Now the red shoe of the Pope seems to be on the other foot, with conservative Catholics complaining they are getting no love from Francis, as reported by the New York Times‘ Laurie Goodstein:
In the eight months since he became pope, Francis has won affection worldwide for his humble mien and common touch. His approval numbers are skyrocketing. Even atheists are applauding.
But not everyone is so enchanted. Some Catholics in the church’s conservative wing in the United States say Francis has left them feeling abandoned and deeply unsettled. On the Internet and in conversations among themselves, they despair that after 35 years in which the previous popes, John Paul II and Benedict XVI, drew clear boundaries between right and wrong, Francis is muddying Catholic doctrine to appeal to the broadest possible audience.
They were particularly alarmed when he told a prominent Italian atheist in an interview published in October, and translated into English, that “everyone has his own idea of good and evil” and that everyone should “follow the good and fight evil as he conceives them” — a remark that many conservatives interpreted as appearing to condone relativism. He called proselytizing “solemn nonsense.”

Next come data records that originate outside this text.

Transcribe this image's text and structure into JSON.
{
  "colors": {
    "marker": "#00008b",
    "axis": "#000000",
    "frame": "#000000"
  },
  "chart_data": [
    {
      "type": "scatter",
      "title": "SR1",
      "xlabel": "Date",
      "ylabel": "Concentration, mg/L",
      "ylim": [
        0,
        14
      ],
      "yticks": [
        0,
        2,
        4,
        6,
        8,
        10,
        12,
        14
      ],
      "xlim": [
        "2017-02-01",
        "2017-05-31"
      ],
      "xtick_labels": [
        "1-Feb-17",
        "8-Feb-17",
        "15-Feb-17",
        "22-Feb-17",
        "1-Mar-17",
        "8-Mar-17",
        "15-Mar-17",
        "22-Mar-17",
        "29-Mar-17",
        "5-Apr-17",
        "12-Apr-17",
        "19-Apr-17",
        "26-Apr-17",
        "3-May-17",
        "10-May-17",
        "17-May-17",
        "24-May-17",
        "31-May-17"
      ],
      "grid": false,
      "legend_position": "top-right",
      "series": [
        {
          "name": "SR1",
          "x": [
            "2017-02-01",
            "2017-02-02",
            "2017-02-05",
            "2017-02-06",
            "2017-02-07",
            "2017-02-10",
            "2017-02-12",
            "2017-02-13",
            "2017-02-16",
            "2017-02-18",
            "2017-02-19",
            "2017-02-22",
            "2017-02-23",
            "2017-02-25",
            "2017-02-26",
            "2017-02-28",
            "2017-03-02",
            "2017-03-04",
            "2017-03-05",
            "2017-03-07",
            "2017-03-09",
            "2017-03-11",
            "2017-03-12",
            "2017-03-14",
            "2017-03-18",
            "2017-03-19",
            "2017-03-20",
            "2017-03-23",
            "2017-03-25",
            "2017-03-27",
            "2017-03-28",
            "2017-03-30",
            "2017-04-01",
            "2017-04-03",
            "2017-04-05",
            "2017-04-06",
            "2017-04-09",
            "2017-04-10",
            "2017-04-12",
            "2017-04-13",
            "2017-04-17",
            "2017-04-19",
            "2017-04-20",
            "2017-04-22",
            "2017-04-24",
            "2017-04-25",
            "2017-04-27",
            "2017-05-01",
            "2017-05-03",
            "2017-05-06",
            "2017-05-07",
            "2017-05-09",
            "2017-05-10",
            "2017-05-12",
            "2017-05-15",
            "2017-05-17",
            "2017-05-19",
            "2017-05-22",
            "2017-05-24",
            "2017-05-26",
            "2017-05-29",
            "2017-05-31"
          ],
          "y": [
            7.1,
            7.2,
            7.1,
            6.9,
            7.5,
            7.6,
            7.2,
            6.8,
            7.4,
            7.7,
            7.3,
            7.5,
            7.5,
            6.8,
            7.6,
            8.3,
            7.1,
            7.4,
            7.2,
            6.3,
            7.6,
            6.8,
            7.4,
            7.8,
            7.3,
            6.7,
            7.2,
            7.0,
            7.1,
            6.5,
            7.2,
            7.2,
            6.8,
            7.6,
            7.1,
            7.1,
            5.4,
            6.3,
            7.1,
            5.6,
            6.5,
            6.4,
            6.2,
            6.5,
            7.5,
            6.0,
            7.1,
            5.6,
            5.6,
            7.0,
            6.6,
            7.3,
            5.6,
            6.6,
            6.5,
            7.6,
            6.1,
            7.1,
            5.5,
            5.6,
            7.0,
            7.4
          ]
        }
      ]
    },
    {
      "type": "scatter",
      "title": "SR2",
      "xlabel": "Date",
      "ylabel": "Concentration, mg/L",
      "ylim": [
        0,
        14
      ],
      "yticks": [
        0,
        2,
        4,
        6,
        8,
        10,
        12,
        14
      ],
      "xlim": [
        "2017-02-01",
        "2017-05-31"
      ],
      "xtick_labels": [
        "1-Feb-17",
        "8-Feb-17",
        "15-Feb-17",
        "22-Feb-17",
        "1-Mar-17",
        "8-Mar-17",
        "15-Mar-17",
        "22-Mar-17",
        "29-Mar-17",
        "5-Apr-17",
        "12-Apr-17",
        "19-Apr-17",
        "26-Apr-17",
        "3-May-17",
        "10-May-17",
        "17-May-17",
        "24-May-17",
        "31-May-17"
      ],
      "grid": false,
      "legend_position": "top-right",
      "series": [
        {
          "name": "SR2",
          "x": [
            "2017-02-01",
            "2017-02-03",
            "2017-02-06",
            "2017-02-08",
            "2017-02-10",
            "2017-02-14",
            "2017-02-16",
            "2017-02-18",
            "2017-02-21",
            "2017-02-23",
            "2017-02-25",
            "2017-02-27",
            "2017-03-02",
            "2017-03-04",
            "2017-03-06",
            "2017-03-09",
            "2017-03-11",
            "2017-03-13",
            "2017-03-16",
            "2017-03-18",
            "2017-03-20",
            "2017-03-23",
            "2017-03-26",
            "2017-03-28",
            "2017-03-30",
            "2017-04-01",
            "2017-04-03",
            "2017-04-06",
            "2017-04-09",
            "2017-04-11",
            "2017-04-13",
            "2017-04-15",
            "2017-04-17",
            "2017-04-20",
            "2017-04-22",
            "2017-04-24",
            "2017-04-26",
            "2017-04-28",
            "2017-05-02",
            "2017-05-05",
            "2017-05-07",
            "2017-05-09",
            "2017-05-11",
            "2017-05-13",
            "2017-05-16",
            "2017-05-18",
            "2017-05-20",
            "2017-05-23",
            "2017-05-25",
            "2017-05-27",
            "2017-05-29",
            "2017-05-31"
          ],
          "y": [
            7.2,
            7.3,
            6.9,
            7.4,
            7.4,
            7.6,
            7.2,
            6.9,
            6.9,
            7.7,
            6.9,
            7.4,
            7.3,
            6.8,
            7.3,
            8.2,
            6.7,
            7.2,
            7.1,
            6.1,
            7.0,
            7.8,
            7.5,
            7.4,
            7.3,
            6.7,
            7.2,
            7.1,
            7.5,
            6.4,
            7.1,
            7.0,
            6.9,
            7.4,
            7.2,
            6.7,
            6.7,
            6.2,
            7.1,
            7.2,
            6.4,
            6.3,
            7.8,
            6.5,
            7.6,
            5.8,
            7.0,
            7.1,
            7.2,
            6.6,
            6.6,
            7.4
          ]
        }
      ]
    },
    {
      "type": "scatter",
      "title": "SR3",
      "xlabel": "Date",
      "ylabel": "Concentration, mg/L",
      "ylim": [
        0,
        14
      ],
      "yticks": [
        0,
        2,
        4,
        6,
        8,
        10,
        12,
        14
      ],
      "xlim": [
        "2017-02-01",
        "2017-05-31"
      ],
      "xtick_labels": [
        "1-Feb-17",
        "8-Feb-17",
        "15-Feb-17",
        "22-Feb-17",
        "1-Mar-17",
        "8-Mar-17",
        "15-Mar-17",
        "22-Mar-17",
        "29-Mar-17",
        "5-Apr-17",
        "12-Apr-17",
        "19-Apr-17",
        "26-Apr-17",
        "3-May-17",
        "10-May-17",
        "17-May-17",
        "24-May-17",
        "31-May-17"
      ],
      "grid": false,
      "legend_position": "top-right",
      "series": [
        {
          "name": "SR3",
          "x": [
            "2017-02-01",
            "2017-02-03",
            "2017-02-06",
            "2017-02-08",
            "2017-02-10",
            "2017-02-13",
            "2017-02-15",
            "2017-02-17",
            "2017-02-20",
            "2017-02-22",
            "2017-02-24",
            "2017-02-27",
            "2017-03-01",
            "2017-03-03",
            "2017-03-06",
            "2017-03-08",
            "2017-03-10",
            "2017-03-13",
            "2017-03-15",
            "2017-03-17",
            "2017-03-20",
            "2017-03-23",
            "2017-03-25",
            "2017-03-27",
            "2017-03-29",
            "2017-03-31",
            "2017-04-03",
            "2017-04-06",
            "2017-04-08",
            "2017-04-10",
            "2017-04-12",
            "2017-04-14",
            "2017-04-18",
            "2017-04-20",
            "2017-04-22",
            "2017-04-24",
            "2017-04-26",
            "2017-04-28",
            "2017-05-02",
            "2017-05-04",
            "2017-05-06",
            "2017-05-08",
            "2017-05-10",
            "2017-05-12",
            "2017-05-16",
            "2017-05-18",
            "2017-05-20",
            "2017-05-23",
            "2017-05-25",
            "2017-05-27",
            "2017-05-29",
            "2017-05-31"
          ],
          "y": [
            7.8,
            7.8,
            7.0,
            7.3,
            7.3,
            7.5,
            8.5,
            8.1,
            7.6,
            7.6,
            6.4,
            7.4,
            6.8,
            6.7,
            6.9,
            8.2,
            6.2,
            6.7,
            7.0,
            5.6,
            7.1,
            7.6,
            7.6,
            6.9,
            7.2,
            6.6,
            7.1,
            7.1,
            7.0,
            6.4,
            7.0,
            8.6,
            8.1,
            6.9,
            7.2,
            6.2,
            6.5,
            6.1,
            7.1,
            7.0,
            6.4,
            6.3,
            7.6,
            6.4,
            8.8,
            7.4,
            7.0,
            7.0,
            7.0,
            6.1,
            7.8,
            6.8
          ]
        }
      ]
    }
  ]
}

They were shocked when they saw that Francis said in the interview that “the most serious of the evils” today are “youth unemployment and the loneliness of the old.” It compounded the chagrin after he said in an earlier interview that he had intentionally “not spoken much” about abortion, same-sex marriage or contraception because the church could not be “obsessed with the transmission of a disjointed multitude of doctrines.”
Goodstein goes on to quote U.S. Catholic conservatives who seem to regard Francis in the same light as a Borgia Pope–an evil to be endured and outlasted. There are even some hopeful references to the self-retired Benedict that sound like the first stirrings of interest in labeling Francis an antipope.
I’m sure a lot of this talk is an overreaction (on both sides of the barricades, actually), since Francis has hardly overturned the tables of Catholic teachings. But it’s amusing to see the conservatives who are so used to genuflecting towards Rome staying decidedly on their feet.